Cell number subsampling

To investigate the impact of the number of cells in a sample, cells passing quality control at selected read depths, including the high sequencing depth datasets, were randomly subsampled to obtain 500, 1000, 1500, 2000, 2500, 3000, 3500 and 4000 cells (Supplementary Table 3) from the Seurat object using R 3.4.2. Each subsampled dataset was filtered and poor quality cells and potential multiplets were removed using the same approach as the full datasets.

Clustering of cells

Following quality control, gene expression counts were normalised using the log normalisation method implemented in Seurat using default parameters. Highly variable genes were identified for downstream analysis using Seurat’s FindVariableGenes function using an average expression cut-offs of 0.0125 and 8 and a lower dispersion cut-off of 0.5. Data was scaled and centred, regressing out number of UMIs and percentage mitochondrial content.
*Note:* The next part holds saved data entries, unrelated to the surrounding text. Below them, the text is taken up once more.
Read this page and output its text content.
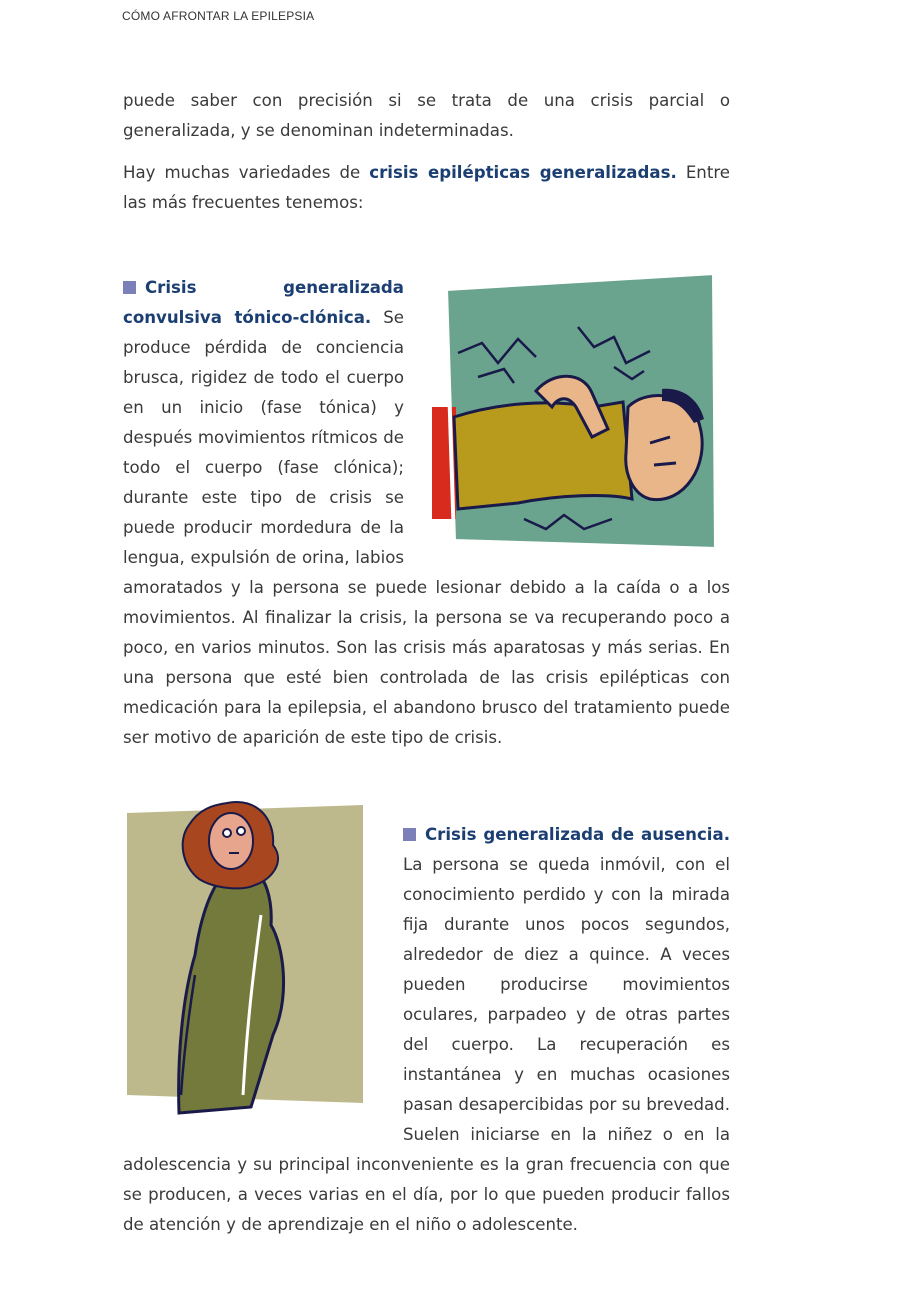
CÓMO AFRONTAR LA EPILEPSIA

puede saber con precisión si se trata de una crisis parcial o generalizada, y se denominan indeterminadas.

Hay muchas variedades de crisis epilépticas generalizadas. Entre las más frecuentes tenemos:

Crisis generalizada convulsiva tónico-clónica. Se produce pérdida de conciencia brusca, rigidez de todo el cuerpo en un inicio (fase tónica) y después movimientos rítmicos de todo el cuerpo (fase clónica); durante este tipo de crisis se puede producir mordedura de la lengua, expulsión de orina, labios amoratados y la persona se puede lesionar debido a la caída o a los movimientos. Al finalizar la crisis, la persona se va recuperando poco a poco, en varios minutos. Son las crisis más aparatosas y más serias. En una persona que esté bien controlada de las crisis epilépticas con medicación para la epilepsia, el abandono brusco del tratamiento puede ser motivo de aparición de este tipo de crisis.
Crisis generalizada de ausencia. La persona se queda inmóvil, con el conocimiento perdido y con la mirada fija durante unos pocos segundos, alrededor de diez a quince. A veces pueden producirse movimientos oculares, parpadeo y de otras partes del cuerpo. La recuperación es instantánea y en muchas ocasiones pasan desapercibidas por su brevedad. Suelen iniciarse en la niñez o en la adolescencia y su principal inconveniente es la gran frecuencia con que se producen, a veces varias en el día, por lo que pueden producir fallos de atención y de aprendizaje en el niño o adolescente.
Principle component analysis was performed using the highly variable genes to identify the top 20 principle components (PCs). Graph based clustering of cells was performed using Seurat’s FindClusters method using a resolution of 1 and selected PCs. PCs were selected manually based on visual inspection of PC heat maps on the 500 most ‘extreme’ cells. Clustering was visualised using t-distributed stochastic neighbour embedding (tSNE) plots based on the same number of PCs. Manual inspection of the clusters identified for each high depth dataset showed two clusters in each condition, which showed minimal differences. These clusters were therefore merged prior to comparing clusters.
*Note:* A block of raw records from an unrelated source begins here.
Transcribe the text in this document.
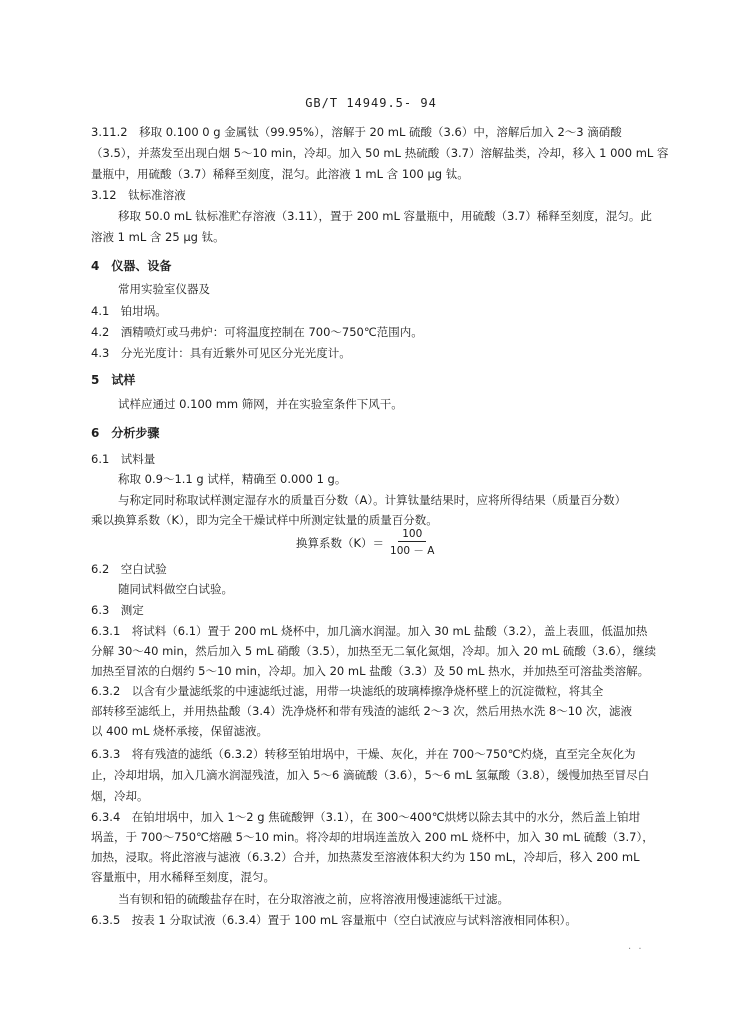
GB/T 14949.5- 94
3.11.2　移取 0.100 0 g 金属钛（99.95%），溶解于 20 mL 硫酸（3.6）中，溶解后加入 2～3 滴硝酸
（3.5），并蒸发至出现白烟 5～10 min，冷却。加入 50 mL 热硫酸（3.7）溶解盐类，冷却，移入 1 000 mL 容
量瓶中，用硫酸（3.7）稀释至刻度，混匀。此溶液 1 mL 含 100 μg 钛。
3.12　钛标准溶液
移取 50.0 mL 钛标准贮存溶液（3.11），置于 200 mL 容量瓶中，用硫酸（3.7）稀释至刻度，混匀。此
溶液 1 mL 含 25 μg 钛。
4　仪器、设备
常用实验室仪器及
4.1　铂坩埚。
4.2　酒精喷灯或马弗炉：可将温度控制在 700～750℃范围内。
4.3　分光光度计：具有近紫外可见区分光光度计。
5　试样
试样应通过 0.100 mm 筛网，并在实验室条件下风干。
6　分析步骤
6.1　试料量
称取 0.9～1.1 g 试样，精确至 0.000 1 g。
与称定同时称取试样测定湿存水的质量百分数（A）。计算钛量结果时，应将所得结果（质量百分数）
乘以换算系数（K），即为完全干燥试样中所测定钛量的质量百分数。
6.2　空白试验
随同试料做空白试验。
6.3　测定
6.3.1　将试料（6.1）置于 200 mL 烧杯中，加几滴水润湿。加入 30 mL 盐酸（3.2），盖上表皿，低温加热
分解 30～40 min，然后加入 5 mL 硝酸（3.5），加热至无二氧化氮烟，冷却。加入 20 mL 硫酸（3.6），继续
加热至冒浓的白烟约 5～10 min，冷却。加入 20 mL 盐酸（3.3）及 50 mL 热水，并加热至可溶盐类溶解。
6.3.2　以含有少量滤纸浆的中速滤纸过滤，用带一块滤纸的玻璃棒擦净烧杯壁上的沉淀微粒，将其全
部转移至滤纸上，并用热盐酸（3.4）洗净烧杯和带有残渣的滤纸 2～3 次，然后用热水洗 8～10 次，滤液
以 400 mL 烧杯承接，保留滤液。
6.3.3　将有残渣的滤纸（6.3.2）转移至铂坩埚中，干燥、灰化，并在 700～750℃灼烧，直至完全灰化为
止，冷却坩埚，加入几滴水润湿残渣，加入 5～6 滴硫酸（3.6），5～6 mL 氢氟酸（3.8），缓慢加热至冒尽白
烟，冷却。
6.3.4　在铂坩埚中，加入 1～2 g 焦硫酸钾（3.1），在 300～400℃烘烤以除去其中的水分，然后盖上铂坩
埚盖，于 700～750℃熔融 5～10 min。将冷却的坩埚连盖放入 200 mL 烧杯中，加入 30 mL 硫酸（3.7），
加热，浸取。将此溶液与滤液（6.3.2）合并，加热蒸发至溶液体积大约为 150 mL，冷却后，移入 200 mL
容量瓶中，用水稀释至刻度，混匀。
当有钡和铅的硫酸盐存在时，在分取溶液之前，应将溶液用慢速滤纸干过滤。
6.3.5　按表 1 分取试液（6.3.4）置于 100 mL 容量瓶中（空白试液应与试料溶液相同体积）。
换算系数$(K)= \frac{100}{100 - A}$
· ·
Cell type classification accuracy

To assess the accuracy of the graph based clustering on cell type classification, each subsampled dataset was compared against the relevant high sequencing depth dataset. For the subsampled cell number datasets, this corresponded to all cells identified at that particular read depth. To relate clusters identified in the subsampled datasets to clusters identified in the high depth dataset, a random forest classifier was trained on the relevant high depth dataset based on the highly variable genes. This classifier was then used to assign a predicted identity to each cell in the subsampled dataset. The identity of each cluster was then selected based on the highest proportion of cells in the subsampled dataset. For example, if 90% of cells within a cluster in the subsampled dataset were predicted to match cluster 2 in the high depth dataset, the entire subsampled cluster would be assigned to cluster 2. The approach is therefore unbiased and is not reliant on specifying a particular cell type, or selecting a list of representative genes for that cell type. Confusion matrices were then calculated and accuracy determined using the caret package in R.
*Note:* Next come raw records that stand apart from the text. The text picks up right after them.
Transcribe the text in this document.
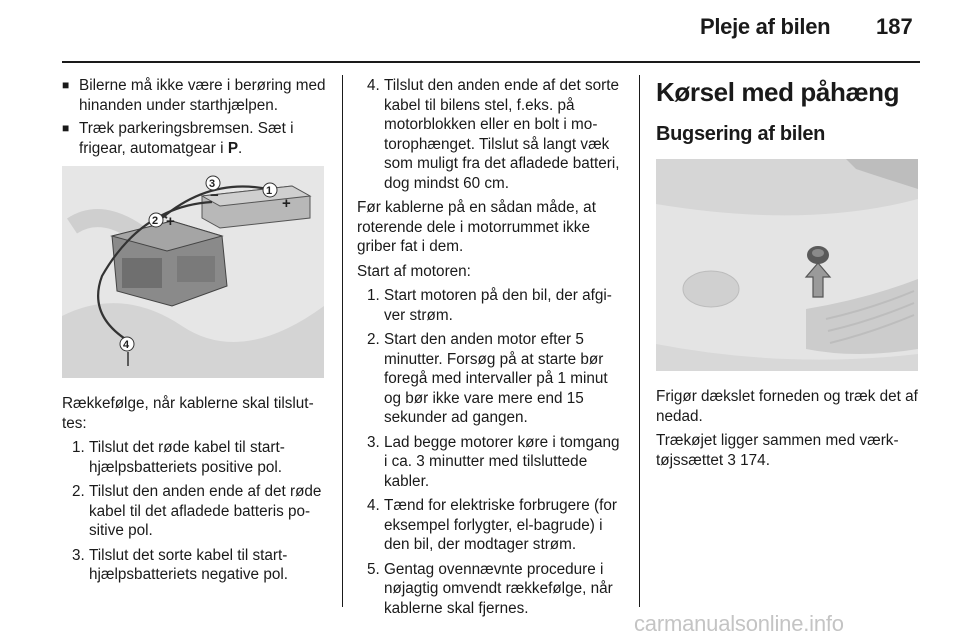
Pleje af bilen 187
■ Bilerne må ikke være i berøring med hinanden under starthjælpen.
■ Træk parkeringsbremsen. Sæt i frigear, automatgear i P.
1
+
2 +
3
−
4
Rækkefølge, når kablerne skal tilsluttes:
1. Tilslut det røde kabel til starthjælpsbatteriets positive pol.
2. Tilslut den anden ende af det røde kabel til det afladede batteris positive pol.
3. Tilslut det sorte kabel til starthjælpsbatteriets negative pol.
4. Tilslut den anden ende af det sorte kabel til bilens stel, f.eks. på motorblokken eller en bolt i motorophænget. Tilslut så langt væk som muligt fra det afladede batteri, dog mindst 60 cm.
Før kablerne på en sådan måde, at roterende dele i motorrummet ikke griber fat i dem.
Start af motoren:
1. Start motoren på den bil, der afgiver strøm.
2. Start den anden motor efter 5 minutter. Forsøg på at starte bør foregå med intervaller på 1 minut og bør ikke vare mere end 15 sekunder ad gangen.
3. Lad begge motorer køre i tomgang i ca. 3 minutter med tilsluttede kabler.
4. Tænd for elektriske forbrugere (for eksempel forlygter, el-bagrude) i den bil, der modtager strøm.
5. Gentag ovennævnte procedure i nøjagtig omvendt rækkefølge, når kablerne skal fjernes.
Kørsel med påhæng
Bugsering af bilen
Frigør dækslet forneden og træk det af nedad.
Trækøjet ligger sammen med værktøjssættet 3 174.
carmanualsonline.info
Cluster cell type identification

Cluster cell types were annotated using a combination of differentially expressed markers, identified using the Seurat FindAllMarkers and FindMarkers functions, and the expression of selected canonical markers for CD4+ T-cell subsets, for example CCR4 (Th2) and CCR6 (Th17).

Comparison between stimulatory conditions

To compare samples before and after TCR stimulation, we used the Seurat canonical correlation analysis (CCA) and alignment strategy. To identify shared correlation structures across both datasets, we merged samples and ran the CCA on the union of the top 2000 most variable genes from each sample (3487 genes). Cells showing poor correlation between CCA and principle component analysis (PCA) were removed (> twofold difference) and the remaining cells aligned using the ‘AlignSubspace’ command on the first 25 CCA components. Cells were clustered as previously described using the first 25 aligned CCA components and visualised using tSNE plots as before.